- Founded: 2006
- Headquarters: Genoa, Italy
- Newspaper: Resistenze (Resistance)
- Ideology: Trotskyism Socialism Marxism
- Political position: Far-left
- Colours: Red

Website

= Countercurrent (Italy, 2006) =

Trotskyist political group in Italy

Countercurrent (Controcorrente) is a small Italian Trotskyist political group. It used to be a faction within the Communist Refoundation Party.

The group emerged in 2006 as a split from Communist Project, when their leader Marco Ferrando decided to leave the party in order to form his own Workers' Communist Party. For the 24–27 July 2008 congress the faction formed a common list with The Ernesto, another minority faction, and obtained 7.7% of the delegates. In that occasion they supported the election of Paolo Ferrero, leader of the Refoundation in Movement-Being Communists motion, as party secretary, thus joining for the first time the majority of the party.

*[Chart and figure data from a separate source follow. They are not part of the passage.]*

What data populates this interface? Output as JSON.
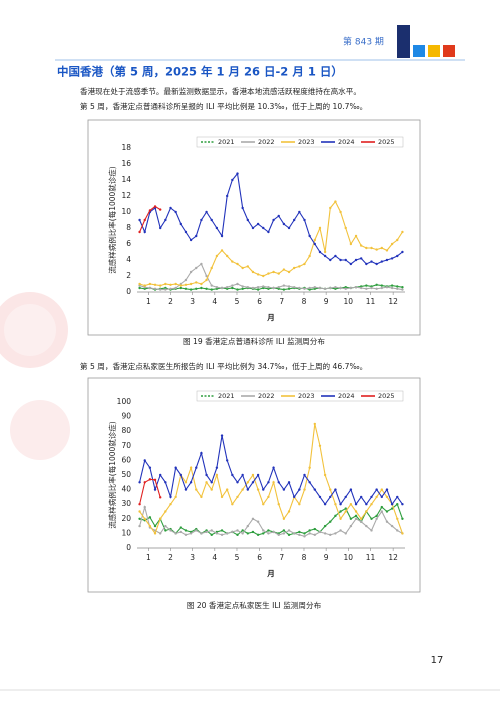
{
  "header": {
    "issue": "第 843 期"
  },
  "title": "中国香港（第 5 周，2025 年 1 月 26 日-2 月 1 日）",
  "paragraphs": [
    "香港现在处于流感季节。最新监测数据显示，香港本地流感活跃程度维持在高水平。",
    "第 5 周，香港定点普通科诊所呈报的 ILI 平均比例是 10.3‰，低于上周的 10.7‰。",
    "第 5 周，香港定点私家医生所报告的 ILI 平均比例为 34.7‰，低于上周的 46.7‰。"
  ],
  "chart_data": [
    {
      "type": "line",
      "caption": "图 19 香港定点普通科诊所 ILI 监测周分布",
      "y_label": "流感样病例比率(每1000就诊症)",
      "x_label": "月",
      "legend": "top",
      "grid": false,
      "x": [
        1,
        2,
        3,
        4,
        5,
        6,
        7,
        8,
        9,
        10,
        11,
        12,
        13,
        14,
        15,
        16,
        17,
        18,
        19,
        20,
        21,
        22,
        23,
        24,
        25,
        26,
        27,
        28,
        29,
        30,
        31,
        32,
        33,
        34,
        35,
        36,
        37,
        38,
        39,
        40,
        41,
        42,
        43,
        44,
        45,
        46,
        47,
        48,
        49,
        50,
        51,
        52
      ],
      "xlim": [
        0.5,
        52.5
      ],
      "xticks": [
        {
          "value": 2.7,
          "label": "1"
        },
        {
          "value": 7.0,
          "label": "2"
        },
        {
          "value": 11.3,
          "label": "3"
        },
        {
          "value": 15.6,
          "label": "4"
        },
        {
          "value": 19.9,
          "label": "5"
        },
        {
          "value": 24.3,
          "label": "6"
        },
        {
          "value": 28.6,
          "label": "7"
        },
        {
          "value": 32.9,
          "label": "8"
        },
        {
          "value": 37.2,
          "label": "9"
        },
        {
          "value": 41.5,
          "label": "10"
        },
        {
          "value": 45.8,
          "label": "11"
        },
        {
          "value": 50.2,
          "label": "12"
        }
      ],
      "ylim": [
        0,
        18
      ],
      "yticks": [
        0,
        2,
        4,
        6,
        8,
        10,
        12,
        14,
        16,
        18
      ],
      "series": [
        {
          "name": "2021",
          "color": "#2e9e3e",
          "values": [
            0.5,
            0.4,
            0.5,
            0.3,
            0.4,
            0.5,
            0.3,
            0.4,
            0.5,
            0.4,
            0.3,
            0.4,
            0.5,
            0.4,
            0.3,
            0.4,
            0.5,
            0.4,
            0.5,
            0.3,
            0.4,
            0.5,
            0.4,
            0.3,
            0.5,
            0.4,
            0.5,
            0.4,
            0.3,
            0.4,
            0.5,
            0.4,
            0.5,
            0.3,
            0.4,
            0.5,
            0.4,
            0.5,
            0.4,
            0.5,
            0.6,
            0.5,
            0.6,
            0.7,
            0.8,
            0.7,
            0.9,
            0.8,
            0.7,
            0.8,
            0.7,
            0.6
          ]
        },
        {
          "name": "2022",
          "color": "#aaaaaa",
          "values": [
            0.8,
            0.6,
            0.5,
            0.4,
            0.3,
            0.3,
            0.4,
            0.5,
            1.0,
            1.5,
            2.5,
            3.0,
            3.5,
            2.0,
            0.8,
            0.6,
            0.5,
            0.6,
            0.8,
            1.0,
            0.7,
            0.6,
            0.5,
            0.6,
            0.7,
            0.6,
            0.5,
            0.6,
            0.8,
            0.7,
            0.6,
            0.5,
            0.4,
            0.5,
            0.6,
            0.5,
            0.4,
            0.5,
            0.6,
            0.5,
            0.4,
            0.5,
            0.6,
            0.5,
            0.4,
            0.5,
            0.4,
            0.5,
            0.6,
            0.5,
            0.4,
            0.3
          ]
        },
        {
          "name": "2023",
          "color": "#f2c23c",
          "values": [
            1.0,
            0.8,
            1.0,
            0.9,
            0.8,
            1.0,
            0.9,
            1.0,
            0.8,
            0.9,
            1.0,
            1.2,
            1.0,
            1.5,
            3.0,
            4.5,
            5.2,
            4.5,
            3.8,
            3.5,
            3.0,
            3.2,
            2.5,
            2.2,
            2.0,
            2.3,
            2.5,
            2.3,
            2.8,
            2.5,
            3.0,
            3.2,
            3.5,
            4.5,
            6.5,
            8.0,
            5.0,
            10.5,
            11.3,
            10.0,
            8.0,
            6.0,
            7.0,
            5.8,
            5.5,
            5.5,
            5.3,
            5.5,
            5.2,
            6.0,
            6.5,
            7.5
          ]
        },
        {
          "name": "2024",
          "color": "#2233bb",
          "values": [
            9.0,
            7.5,
            10.0,
            10.5,
            8.0,
            9.0,
            10.5,
            10.0,
            8.5,
            7.5,
            6.5,
            7.0,
            9.0,
            10.0,
            9.0,
            8.0,
            7.0,
            12.0,
            14.0,
            14.8,
            10.5,
            9.0,
            8.0,
            8.5,
            8.0,
            7.5,
            9.0,
            9.5,
            8.5,
            8.0,
            9.0,
            10.0,
            9.0,
            7.0,
            6.0,
            5.0,
            4.5,
            4.0,
            4.5,
            4.0,
            4.0,
            3.5,
            4.0,
            4.2,
            3.5,
            3.8,
            3.5,
            3.8,
            4.0,
            4.2,
            4.5,
            5.0
          ]
        },
        {
          "name": "2025",
          "color": "#e02020",
          "values": [
            7.5,
            9.0,
            10.2,
            10.7,
            10.3,
            null,
            null,
            null,
            null,
            null,
            null,
            null,
            null,
            null,
            null,
            null,
            null,
            null,
            null,
            null,
            null,
            null,
            null,
            null,
            null,
            null,
            null,
            null,
            null,
            null,
            null,
            null,
            null,
            null,
            null,
            null,
            null,
            null,
            null,
            null,
            null,
            null,
            null,
            null,
            null,
            null,
            null,
            null,
            null,
            null,
            null,
            null
          ]
        }
      ]
    },
    {
      "type": "line",
      "caption": "图 20 香港定点私家医生 ILI 监测周分布",
      "y_label": "流感样病例比率(每1000就诊症)",
      "x_label": "月",
      "legend": "top",
      "grid": false,
      "x": [
        1,
        2,
        3,
        4,
        5,
        6,
        7,
        8,
        9,
        10,
        11,
        12,
        13,
        14,
        15,
        16,
        17,
        18,
        19,
        20,
        21,
        22,
        23,
        24,
        25,
        26,
        27,
        28,
        29,
        30,
        31,
        32,
        33,
        34,
        35,
        36,
        37,
        38,
        39,
        40,
        41,
        42,
        43,
        44,
        45,
        46,
        47,
        48,
        49,
        50,
        51,
        52
      ],
      "xlim": [
        0.5,
        52.5
      ],
      "xticks": [
        {
          "value": 2.7,
          "label": "1"
        },
        {
          "value": 7.0,
          "label": "2"
        },
        {
          "value": 11.3,
          "label": "3"
        },
        {
          "value": 15.6,
          "label": "4"
        },
        {
          "value": 19.9,
          "label": "5"
        },
        {
          "value": 24.3,
          "label": "6"
        },
        {
          "value": 28.6,
          "label": "7"
        },
        {
          "value": 32.9,
          "label": "8"
        },
        {
          "value": 37.2,
          "label": "9"
        },
        {
          "value": 41.5,
          "label": "10"
        },
        {
          "value": 45.8,
          "label": "11"
        },
        {
          "value": 50.2,
          "label": "12"
        }
      ],
      "ylim": [
        0,
        100
      ],
      "yticks": [
        0,
        10,
        20,
        30,
        40,
        50,
        60,
        70,
        80,
        90,
        100
      ],
      "series": [
        {
          "name": "2021",
          "color": "#2e9e3e",
          "values": [
            20,
            19,
            21,
            15,
            20,
            12,
            13,
            10,
            14,
            12,
            11,
            13,
            10,
            12,
            9,
            11,
            12,
            10,
            11,
            9,
            12,
            10,
            11,
            9,
            10,
            12,
            11,
            10,
            12,
            9,
            10,
            11,
            10,
            12,
            13,
            11,
            15,
            18,
            22,
            25,
            27,
            20,
            22,
            18,
            25,
            20,
            22,
            28,
            25,
            27,
            30,
            20
          ]
        },
        {
          "name": "2022",
          "color": "#aaaaaa",
          "values": [
            15,
            28,
            14,
            12,
            10,
            15,
            12,
            10,
            11,
            9,
            10,
            12,
            10,
            11,
            12,
            10,
            9,
            10,
            11,
            12,
            10,
            15,
            20,
            18,
            12,
            10,
            11,
            9,
            10,
            12,
            10,
            9,
            8,
            10,
            9,
            11,
            10,
            9,
            10,
            12,
            10,
            15,
            20,
            18,
            15,
            12,
            20,
            25,
            18,
            15,
            12,
            10
          ]
        },
        {
          "name": "2023",
          "color": "#f2c23c",
          "values": [
            25,
            20,
            15,
            10,
            20,
            25,
            30,
            35,
            50,
            45,
            55,
            40,
            35,
            45,
            40,
            50,
            35,
            40,
            30,
            35,
            40,
            45,
            50,
            40,
            30,
            35,
            45,
            30,
            20,
            25,
            35,
            30,
            40,
            55,
            85,
            70,
            50,
            40,
            30,
            20,
            25,
            30,
            25,
            20,
            25,
            30,
            35,
            40,
            35,
            30,
            20,
            10
          ]
        },
        {
          "name": "2024",
          "color": "#2233bb",
          "values": [
            45,
            60,
            55,
            40,
            50,
            45,
            35,
            55,
            50,
            40,
            45,
            55,
            65,
            50,
            45,
            55,
            77,
            60,
            50,
            45,
            50,
            40,
            45,
            50,
            40,
            45,
            55,
            45,
            40,
            45,
            35,
            40,
            50,
            45,
            40,
            35,
            30,
            35,
            40,
            30,
            35,
            40,
            30,
            35,
            30,
            35,
            40,
            35,
            40,
            30,
            35,
            30
          ]
        },
        {
          "name": "2025",
          "color": "#e02020",
          "values": [
            30,
            45,
            47,
            46.7,
            34.7,
            null,
            null,
            null,
            null,
            null,
            null,
            null,
            null,
            null,
            null,
            null,
            null,
            null,
            null,
            null,
            null,
            null,
            null,
            null,
            null,
            null,
            null,
            null,
            null,
            null,
            null,
            null,
            null,
            null,
            null,
            null,
            null,
            null,
            null,
            null,
            null,
            null,
            null,
            null,
            null,
            null,
            null,
            null,
            null,
            null,
            null,
            null
          ]
        }
      ]
    }
  ],
  "page_number": "17"
}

In 2010 the faction embraced the Committee for a Workers' International.

In 2013, the party was the most important promoter of the massive Genoa Public Transportation Strike that went on for a week and was considered the biggest non-general strike of the year.

In 2017, Controcorrente left the CWI over disagreements regarding, among other issues, the role of the European Union and Brexit. A large minority including mostly younger members split from Controcorrente to remain part of the CWI (now International Socialist Alternative), forming a new organisation named Resistenze Internazionali.